Any account of freedom of expression is limited by harmful speech. Minimally, this includes all cases of slander (to harm someone by false speech) and at least some cases of detraction (to harm someone by true speech, like publishing trade secrets). English gives us no general name for the genus “harmful speech”, and so we’re stuck calling it “harmful speech”. Just what gets to count as a case of harmful speech is a problem that can never be resolved by the general principle, and the drama of freedom of expression is resolving the structure it has through the negative space of harmful speech which defines it.

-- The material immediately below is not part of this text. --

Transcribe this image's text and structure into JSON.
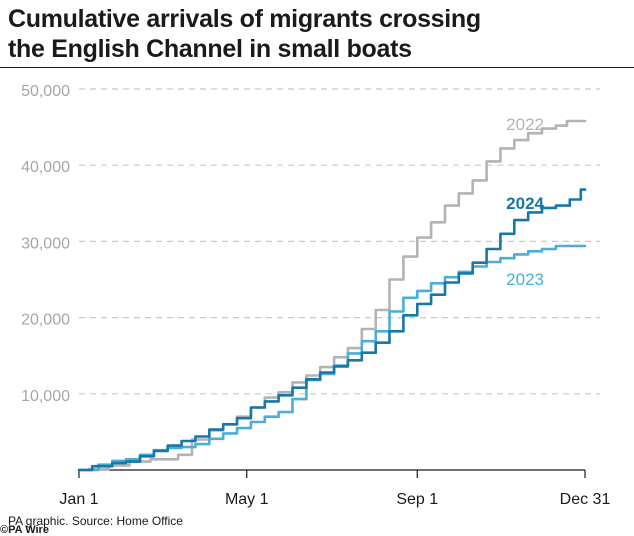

Freedom of expression is allowed when (a.) it impossible to get a consensus over whether X is true or false but (b.) there is a broad consensus that being wrong about X causes no further evils, or at least none worse than an enforced consensus would cause. Historically, one such X was the public expression of the proper confessions of different Christian groups. The idea was that we might never be in a position to get a consensus over the authority of the Pope or the validity of infant baptism, but that belief in this area wouldn’t lead to any further harm, like breaking a man’s leg or picking his pockets, or at least not to a harm as great as enforced consensus. Taken in this sense, freedom of expression is allowed either for various harmless and therefore trivial errors or at least for things that can be trumped by other values, and so freedom of expression applies only to what is trivial or secondary value. On this account we can discern the ultimate values of a group among the topics which are barred from free expression. Thus freedom of expression is not just compatible with the barring persons from holding certain beliefs – whether publicly or privately- it seems to demand that we do it about something or another. We can’t identify what is of secondary value except in light of what is primary.
And so freedom of expression is defined in relation both to harmful speech and to speech about things of ultimate value. Freedom of expression thus concerns expressions about goods of secondary value.
The same sort of reasoning can probably be generalized to other sorts of freedom followed by some objective genitive.